Все это промелькнуло в голове в канун 1965 года[52]?
– Верно. Именно тогда. Я просто чувствовал, что все плохо, как и было на самом деле. Я пристрастился к героину – вот так; я был молод. Мне было, возможно, лет семнадцать-восемнадцать; мне хотелось общаться со взрослыми парнями, такой уличной стаей, а эти ребята всегда уходили и бросали меня со словами «мы ненадолго», понимаешь? А мне хотелось быть с ними, и я очень просил, и наконец один сказал: «О’кей, приятель, черт с тобой, пошли, ладно». И они взяли меня, и я попал туда, и они занимались этим, и я хотел тоже, понимаешь? Вот так все и началось, а раз уж началось, то все, знаешь ли. Но я не настолько пристрастился к героину, чтобы совершенно сбрендить и не ведать, что творю, понимаешь? Мне рассказывали о людях, которые тратили на него шестьдесят и даже сотню долларов в день. Такого со мной никогда не бывало.
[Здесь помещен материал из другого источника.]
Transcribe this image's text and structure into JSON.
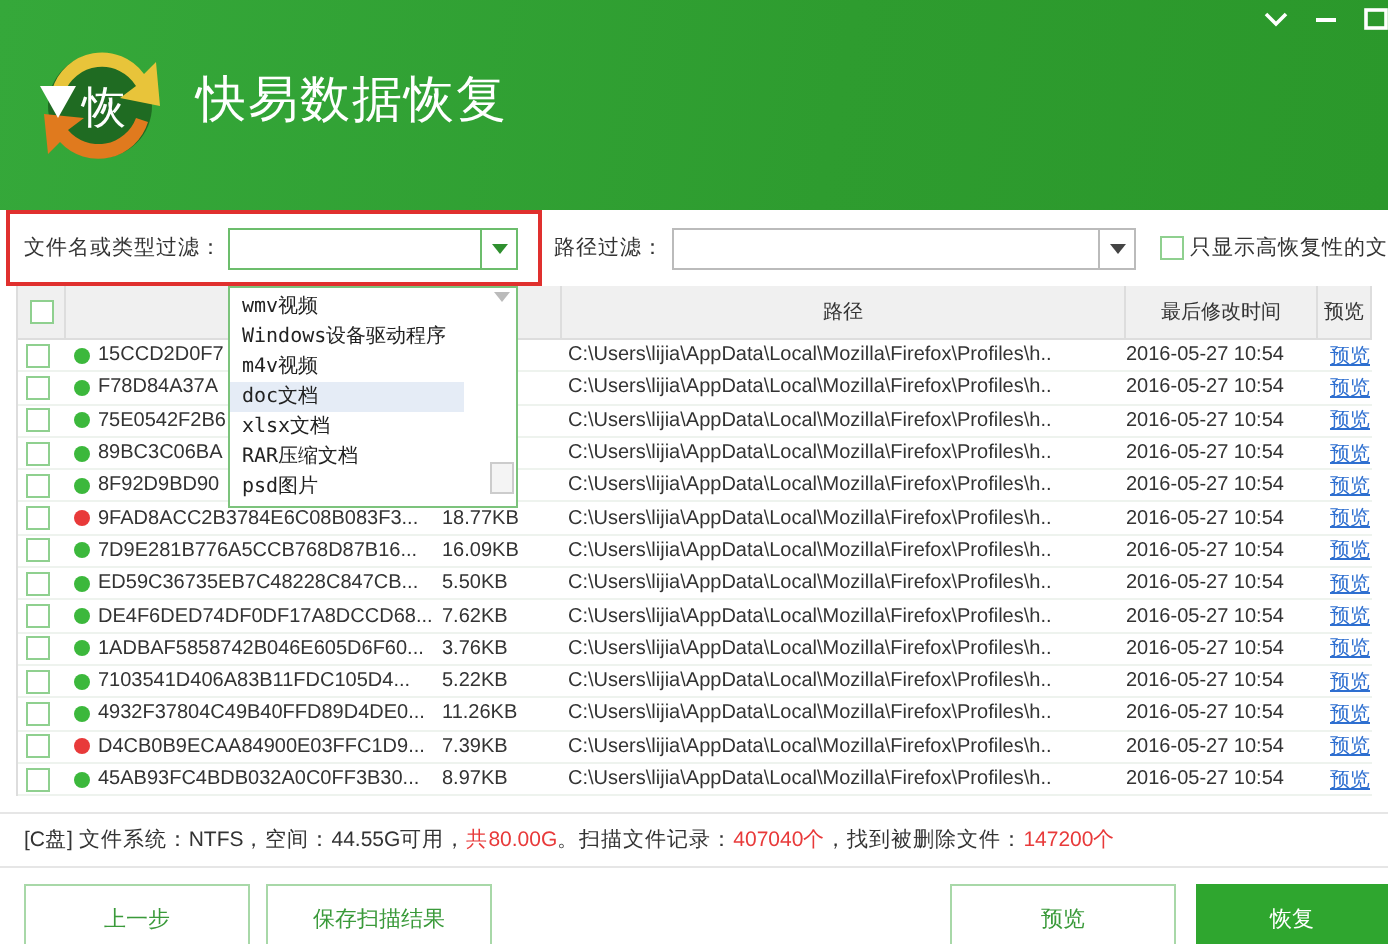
{
  "window": {
    "logo_text": "恢",
    "title": "快易数据恢复"
  },
  "filters": {
    "type_label": "文件名或类型过滤：",
    "path_label": "路径过滤：",
    "high_only": {
      "label": "只显示高恢复性的文",
      "checked": false
    }
  },
  "type_dropdown": {
    "items": [
      {
        "label": "wmv视频",
        "selected": false
      },
      {
        "label": "Windows设备驱动程序",
        "selected": false
      },
      {
        "label": "m4v视频",
        "selected": false
      },
      {
        "label": "doc文档",
        "selected": true
      },
      {
        "label": "xlsx文档",
        "selected": false
      },
      {
        "label": "RAR压缩文档",
        "selected": false
      },
      {
        "label": "psd图片",
        "selected": false
      }
    ]
  },
  "table": {
    "header_checked": false,
    "columns": [
      "路径",
      "最后修改时间",
      "预览"
    ],
    "rows": [
      {
        "checked": false,
        "color": "#3cb83c",
        "name": "15CCD2D0F7",
        "path": "C:\\Users\\lijia\\AppData\\Local\\Mozilla\\Firefox\\Profiles\\h..",
        "time": "2016-05-27  10:54",
        "preview": "预览"
      },
      {
        "checked": false,
        "color": "#3cb83c",
        "name": "F78D84A37A",
        "path": "C:\\Users\\lijia\\AppData\\Local\\Mozilla\\Firefox\\Profiles\\h..",
        "time": "2016-05-27  10:54",
        "preview": "预览"
      },
      {
        "checked": false,
        "color": "#3cb83c",
        "name": "75E0542F2B6",
        "path": "C:\\Users\\lijia\\AppData\\Local\\Mozilla\\Firefox\\Profiles\\h..",
        "time": "2016-05-27  10:54",
        "preview": "预览"
      },
      {
        "checked": false,
        "color": "#3cb83c",
        "name": "89BC3C06BA",
        "path": "C:\\Users\\lijia\\AppData\\Local\\Mozilla\\Firefox\\Profiles\\h..",
        "time": "2016-05-27  10:54",
        "preview": "预览"
      },
      {
        "checked": false,
        "color": "#3cb83c",
        "name": "8F92D9BD90",
        "path": "C:\\Users\\lijia\\AppData\\Local\\Mozilla\\Firefox\\Profiles\\h..",
        "time": "2016-05-27  10:54",
        "preview": "预览"
      },
      {
        "checked": false,
        "color": "#e83a3a",
        "name": "9FAD8ACC2B3784E6C08B083F3...",
        "size": "18.77KB",
        "path": "C:\\Users\\lijia\\AppData\\Local\\Mozilla\\Firefox\\Profiles\\h..",
        "time": "2016-05-27  10:54",
        "preview": "预览"
      },
      {
        "checked": false,
        "color": "#3cb83c",
        "name": "7D9E281B776A5CCB768D87B16...",
        "size": "16.09KB",
        "path": "C:\\Users\\lijia\\AppData\\Local\\Mozilla\\Firefox\\Profiles\\h..",
        "time": "2016-05-27  10:54",
        "preview": "预览"
      },
      {
        "checked": false,
        "color": "#3cb83c",
        "name": "ED59C36735EB7C48228C847CB...",
        "size": "5.50KB",
        "path": "C:\\Users\\lijia\\AppData\\Local\\Mozilla\\Firefox\\Profiles\\h..",
        "time": "2016-05-27  10:54",
        "preview": "预览"
      },
      {
        "checked": false,
        "color": "#3cb83c",
        "name": "DE4F6DED74DF0DF17A8DCCD68...",
        "size": "7.62KB",
        "path": "C:\\Users\\lijia\\AppData\\Local\\Mozilla\\Firefox\\Profiles\\h..",
        "time": "2016-05-27  10:54",
        "preview": "预览"
      },
      {
        "checked": false,
        "color": "#3cb83c",
        "name": "1ADBAF5858742B046E605D6F60...",
        "size": "3.76KB",
        "path": "C:\\Users\\lijia\\AppData\\Local\\Mozilla\\Firefox\\Profiles\\h..",
        "time": "2016-05-27  10:54",
        "preview": "预览"
      },
      {
        "checked": false,
        "color": "#3cb83c",
        "name": "7103541D406A83B11FDC105D4...",
        "size": "5.22KB",
        "path": "C:\\Users\\lijia\\AppData\\Local\\Mozilla\\Firefox\\Profiles\\h..",
        "time": "2016-05-27  10:54",
        "preview": "预览"
      },
      {
        "checked": false,
        "color": "#3cb83c",
        "name": "4932F37804C49B40FFD89D4DE0...",
        "size": "11.26KB",
        "path": "C:\\Users\\lijia\\AppData\\Local\\Mozilla\\Firefox\\Profiles\\h..",
        "time": "2016-05-27  10:54",
        "preview": "预览"
      },
      {
        "checked": false,
        "color": "#e83a3a",
        "name": "D4CB0B9ECAA84900E03FFC1D9...",
        "size": "7.39KB",
        "path": "C:\\Users\\lijia\\AppData\\Local\\Mozilla\\Firefox\\Profiles\\h..",
        "time": "2016-05-27  10:54",
        "preview": "预览"
      },
      {
        "checked": false,
        "color": "#3cb83c",
        "name": "45AB93FC4BDB032A0C0FF3B30...",
        "size": "8.97KB",
        "path": "C:\\Users\\lijia\\AppData\\Local\\Mozilla\\Firefox\\Profiles\\h..",
        "time": "2016-05-27  10:54",
        "preview": "预览"
      }
    ]
  },
  "status": [
    {
      "kind": "plain",
      "text": "[C盘] 文件系统：NTFS，空间：44.55G可用，"
    },
    {
      "kind": "count",
      "text": "共80.00G"
    },
    {
      "kind": "plain",
      "text": "。扫描文件记录："
    },
    {
      "kind": "count",
      "text": "407040个"
    },
    {
      "kind": "plain",
      "text": "，找到被删除文件："
    },
    {
      "kind": "count",
      "text": "147200个"
    }
  ],
  "buttons": [
    {
      "label": "上一步",
      "kind": "plain"
    },
    {
      "label": "保存扫描结果",
      "kind": "plain"
    },
    {
      "label": "预览",
      "kind": "plain"
    },
    {
      "label": "恢复",
      "kind": "primary"
    }
  ]
}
Сколько в день вы тратили?
– О, кажется, я тратил около двадцати долларов. Не больше.
Чему вы научились у венского психоаналитика?
– У кого?
У психоаналитика, которого вы якобы посещали года два?
– О чем мы говорили? Ни о чем. Да он и не психоаналитик вовсе. Он по профессии психиатр. Он не оказал никакого влияния, скажем, на то, что я делаю или не делаю. Я пошел к нему и сказал: «Во-первых, давайте внесем ясность. Вам не надо уговаривать меня бросить употреблять наркотики. Я принял решение. Я больше не буду употреблять наркотики. С этим покончено». И поэтому, когда мы встречались, мы просто говорили обо всем, и, черт побери, мне кажется, я говорил с ним больше о его практике, о том, чем он занимался, чем о себе.
Этот год передышки был труден для вас?
– Я от роду ленив. И легко расслабляюсь. Но я с удовольствием тружусь. Работа, которую я выполняю, для меня не работа. Одно удовольствие. Понимаешь, что-то вроде хобби, за которое мне платят, и, правда, в чем-то это для меня отдых. Настоящий отдых.